DangerMouse 08-31-2008 08:18 PM

thanks fox, MUCH better. no idea is stupid. i see the stickler you have now... not too sure how i would approach that one. do the SHINGLES at least extend a tiny bit over the edge so water doesn't just pour down the wall? wowzers... i think we got the same contractor!
there's some good roofer guys here, i hope they see this thread and can help you. if you have mice, they chew tunnels through GS foam. if there are gable vents that's different. a lot of variables here. can you drill the brick and bolt a fascia to it that way? then you could easily add gutters.


Wildie 09-02-2008 08:08 PM

Would it be possible to install a pressure treated 2X4 on top of the outside course of brick.
If the existing top plate is secure, the 2X4 could be screwed to this.
Then a fascia could be fastened to the roof sheeting and this 2X4.
Some sort of flashing over wood would keep the weather out.

Stealthfox 09-03-2008 07:27 AM

unfortunately, there would not be enough room to squeeze a 2x4 in there, the gap at the opening is approx 3/4 but it varies here and there

DangerMouse 09-03-2008 07:43 AM

can you shape a 2x4 and slide it/them in at the edges? that may work. brick too crumbly to drill and mount fascia?


Ed the Roofer 09-03-2008 11:29 AM

I think that I would try to mount approximate 1" x 8" or 1" x 10" or even a 2" x 8" up to a 2" x 10", to the exterior surface of the brick.

The reason for the larger width boards than a typical fascia board, which is usually a 1" x 4" through 1" x 8", is so that the driling into the brick wall can wind up being lower than the top course or two of bricks, which if you would try drilling into, they would loosen the mortar joints if not careful.

Drill Slowly!!!

To do this, you need a rotary hammer drill with a carbide drill bit.

You also need to buy a Tap-Con fastening kit and Tap-Con screws with hex heads.

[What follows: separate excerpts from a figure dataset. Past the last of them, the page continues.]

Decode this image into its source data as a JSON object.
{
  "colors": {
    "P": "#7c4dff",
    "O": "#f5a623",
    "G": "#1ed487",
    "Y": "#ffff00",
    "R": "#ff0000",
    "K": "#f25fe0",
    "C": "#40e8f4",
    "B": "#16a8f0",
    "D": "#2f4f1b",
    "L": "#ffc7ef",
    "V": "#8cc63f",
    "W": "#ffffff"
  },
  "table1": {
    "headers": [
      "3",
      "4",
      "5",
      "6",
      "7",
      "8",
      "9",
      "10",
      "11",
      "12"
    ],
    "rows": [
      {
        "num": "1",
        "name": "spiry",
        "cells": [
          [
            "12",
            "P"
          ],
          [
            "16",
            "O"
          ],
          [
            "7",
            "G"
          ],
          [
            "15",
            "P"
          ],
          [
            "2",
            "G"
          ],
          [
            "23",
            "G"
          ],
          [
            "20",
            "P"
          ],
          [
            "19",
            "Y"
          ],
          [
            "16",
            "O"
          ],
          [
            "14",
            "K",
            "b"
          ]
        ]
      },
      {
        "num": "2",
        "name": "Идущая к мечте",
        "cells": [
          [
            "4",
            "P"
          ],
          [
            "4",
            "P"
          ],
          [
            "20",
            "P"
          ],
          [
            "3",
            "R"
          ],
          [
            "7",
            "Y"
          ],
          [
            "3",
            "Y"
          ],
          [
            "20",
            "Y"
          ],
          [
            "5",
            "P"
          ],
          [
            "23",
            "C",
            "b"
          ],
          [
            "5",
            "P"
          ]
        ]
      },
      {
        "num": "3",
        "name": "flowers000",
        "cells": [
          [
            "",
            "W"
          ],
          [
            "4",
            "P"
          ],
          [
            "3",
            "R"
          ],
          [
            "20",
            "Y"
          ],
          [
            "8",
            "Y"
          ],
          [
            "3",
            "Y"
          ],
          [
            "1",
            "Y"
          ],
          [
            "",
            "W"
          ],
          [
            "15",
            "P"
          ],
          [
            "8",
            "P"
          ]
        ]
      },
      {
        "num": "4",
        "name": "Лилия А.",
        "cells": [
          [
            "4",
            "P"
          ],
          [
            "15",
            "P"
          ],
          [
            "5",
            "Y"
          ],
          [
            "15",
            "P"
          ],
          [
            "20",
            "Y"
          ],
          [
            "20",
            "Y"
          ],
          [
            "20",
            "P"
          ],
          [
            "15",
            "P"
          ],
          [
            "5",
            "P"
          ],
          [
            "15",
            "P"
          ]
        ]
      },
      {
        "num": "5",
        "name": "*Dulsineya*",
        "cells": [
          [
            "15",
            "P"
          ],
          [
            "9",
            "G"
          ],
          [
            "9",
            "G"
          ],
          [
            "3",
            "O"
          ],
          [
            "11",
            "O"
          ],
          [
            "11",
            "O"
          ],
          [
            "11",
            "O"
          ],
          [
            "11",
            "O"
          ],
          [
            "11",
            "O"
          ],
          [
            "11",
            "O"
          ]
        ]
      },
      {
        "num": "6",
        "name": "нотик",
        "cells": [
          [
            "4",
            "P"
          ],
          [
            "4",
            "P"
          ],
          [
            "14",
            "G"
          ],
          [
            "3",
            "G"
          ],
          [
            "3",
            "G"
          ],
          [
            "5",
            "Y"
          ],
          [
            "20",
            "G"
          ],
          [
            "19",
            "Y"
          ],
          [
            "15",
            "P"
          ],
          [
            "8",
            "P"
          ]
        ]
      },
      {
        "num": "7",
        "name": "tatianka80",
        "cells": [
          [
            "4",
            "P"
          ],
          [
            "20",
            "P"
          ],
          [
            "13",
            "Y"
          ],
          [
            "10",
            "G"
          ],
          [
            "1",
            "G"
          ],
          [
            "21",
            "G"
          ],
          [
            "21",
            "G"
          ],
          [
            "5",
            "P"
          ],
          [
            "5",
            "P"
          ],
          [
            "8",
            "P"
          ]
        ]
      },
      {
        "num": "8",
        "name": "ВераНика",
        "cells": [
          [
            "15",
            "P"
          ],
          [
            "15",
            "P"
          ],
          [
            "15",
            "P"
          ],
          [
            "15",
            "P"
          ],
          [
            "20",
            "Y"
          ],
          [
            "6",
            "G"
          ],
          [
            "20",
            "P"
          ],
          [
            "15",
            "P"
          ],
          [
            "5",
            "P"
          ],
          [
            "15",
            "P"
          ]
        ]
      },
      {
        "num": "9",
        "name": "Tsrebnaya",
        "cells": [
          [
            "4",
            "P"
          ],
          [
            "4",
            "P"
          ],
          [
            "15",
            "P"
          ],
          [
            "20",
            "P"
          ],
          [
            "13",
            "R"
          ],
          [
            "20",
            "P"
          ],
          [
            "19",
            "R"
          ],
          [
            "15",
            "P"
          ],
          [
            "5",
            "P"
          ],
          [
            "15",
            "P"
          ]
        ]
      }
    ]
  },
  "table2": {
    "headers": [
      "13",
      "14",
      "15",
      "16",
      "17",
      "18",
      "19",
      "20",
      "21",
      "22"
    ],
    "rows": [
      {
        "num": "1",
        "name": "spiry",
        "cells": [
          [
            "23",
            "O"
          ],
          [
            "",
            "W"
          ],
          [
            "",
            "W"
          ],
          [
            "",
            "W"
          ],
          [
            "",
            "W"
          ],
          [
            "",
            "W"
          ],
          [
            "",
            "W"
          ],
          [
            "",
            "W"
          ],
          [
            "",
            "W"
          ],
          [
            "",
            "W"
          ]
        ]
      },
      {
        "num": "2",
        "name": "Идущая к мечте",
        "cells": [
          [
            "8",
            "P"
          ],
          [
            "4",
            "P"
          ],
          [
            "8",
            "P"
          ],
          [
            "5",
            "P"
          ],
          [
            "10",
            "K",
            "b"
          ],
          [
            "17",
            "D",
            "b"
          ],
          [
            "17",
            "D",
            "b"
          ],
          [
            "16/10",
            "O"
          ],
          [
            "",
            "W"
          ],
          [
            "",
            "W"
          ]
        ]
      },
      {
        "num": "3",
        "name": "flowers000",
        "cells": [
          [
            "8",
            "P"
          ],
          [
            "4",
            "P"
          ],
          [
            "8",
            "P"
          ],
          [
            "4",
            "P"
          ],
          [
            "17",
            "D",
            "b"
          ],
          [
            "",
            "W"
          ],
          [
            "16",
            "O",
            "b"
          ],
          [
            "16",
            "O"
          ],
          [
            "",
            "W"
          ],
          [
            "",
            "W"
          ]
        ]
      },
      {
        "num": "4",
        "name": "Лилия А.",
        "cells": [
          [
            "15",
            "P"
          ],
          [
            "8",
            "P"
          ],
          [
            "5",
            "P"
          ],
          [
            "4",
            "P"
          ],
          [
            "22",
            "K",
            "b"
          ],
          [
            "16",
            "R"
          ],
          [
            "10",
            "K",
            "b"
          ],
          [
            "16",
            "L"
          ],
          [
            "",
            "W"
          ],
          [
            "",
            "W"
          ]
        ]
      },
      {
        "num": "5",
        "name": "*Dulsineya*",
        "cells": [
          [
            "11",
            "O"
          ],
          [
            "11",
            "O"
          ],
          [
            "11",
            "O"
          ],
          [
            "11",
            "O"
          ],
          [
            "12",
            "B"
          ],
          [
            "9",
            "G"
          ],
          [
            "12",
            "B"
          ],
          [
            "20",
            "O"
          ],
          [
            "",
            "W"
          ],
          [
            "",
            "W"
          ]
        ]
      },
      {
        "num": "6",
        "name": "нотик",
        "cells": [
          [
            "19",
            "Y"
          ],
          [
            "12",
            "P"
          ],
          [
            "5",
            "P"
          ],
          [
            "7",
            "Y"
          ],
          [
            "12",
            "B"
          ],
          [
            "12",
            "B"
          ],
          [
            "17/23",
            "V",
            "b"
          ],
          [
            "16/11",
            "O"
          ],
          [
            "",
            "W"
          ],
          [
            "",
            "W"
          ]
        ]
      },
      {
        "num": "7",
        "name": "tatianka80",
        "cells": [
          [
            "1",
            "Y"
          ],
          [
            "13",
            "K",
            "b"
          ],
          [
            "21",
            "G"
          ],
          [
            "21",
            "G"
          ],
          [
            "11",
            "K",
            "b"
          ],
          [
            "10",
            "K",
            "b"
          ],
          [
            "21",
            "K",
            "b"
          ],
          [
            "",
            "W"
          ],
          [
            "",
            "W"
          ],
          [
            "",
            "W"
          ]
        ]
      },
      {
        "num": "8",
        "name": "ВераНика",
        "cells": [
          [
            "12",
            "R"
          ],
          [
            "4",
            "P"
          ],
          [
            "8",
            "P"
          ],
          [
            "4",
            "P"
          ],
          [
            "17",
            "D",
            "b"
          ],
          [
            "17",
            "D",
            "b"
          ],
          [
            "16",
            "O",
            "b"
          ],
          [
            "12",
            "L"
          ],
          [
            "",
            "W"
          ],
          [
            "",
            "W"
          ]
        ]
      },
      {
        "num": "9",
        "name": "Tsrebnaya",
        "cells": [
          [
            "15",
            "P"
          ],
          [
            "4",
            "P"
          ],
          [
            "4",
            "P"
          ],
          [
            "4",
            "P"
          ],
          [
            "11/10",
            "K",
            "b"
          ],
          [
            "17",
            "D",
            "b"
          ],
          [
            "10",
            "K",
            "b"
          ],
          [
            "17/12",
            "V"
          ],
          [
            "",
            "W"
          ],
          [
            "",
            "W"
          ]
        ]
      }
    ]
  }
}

You need to counter-sink them just enough into the wood fascia, so that the heads are not in the way of and scraping of the new gutters to be installed.

Now you have a wooden fascia board in place and can flush mount a new seamless gutter system to the wood. You can use the hidden gutter hanger brackets and screw or use spiral shank nails to secure them to the fascia. Use a small level in the bottom of the trough to ensure the correct pitch when hanging them so that the water flows adequately to the drop outlet for the new downspout leader pipes.

Also, install a sheet metal aluminum Gutter Apron Drip Edge flashing from under the bottom course of shingles into the gutter trough.


DangerMouse 09-03-2008 12:28 PM

"Also, install a sheet metal aluminum Gutter Apron Drip Edge flashing from under the bottom course of shingles into the gutter trough."

he'd probably want to do that FIRST, right Ed? (that was my concern with the shingle overhang that close to the wall.)


Ed the Roofer 09-03-2008 07:55 PM


Originally Posted by MdangermouseM (Post 154620)
"Also, install a sheet metal aluminum Gutter Apron Drip Edge flashing from under the bottom course of shingles into the gutter trough."

he'd probably want to do that FIRST, right Ed? (that was my concern with the shingle overhang that close to the wall.)


It depends on how high the top rear of the gutter sits. It can be done before or after, but before wiould be easier.

I just added that on to the end of my post as an after thought.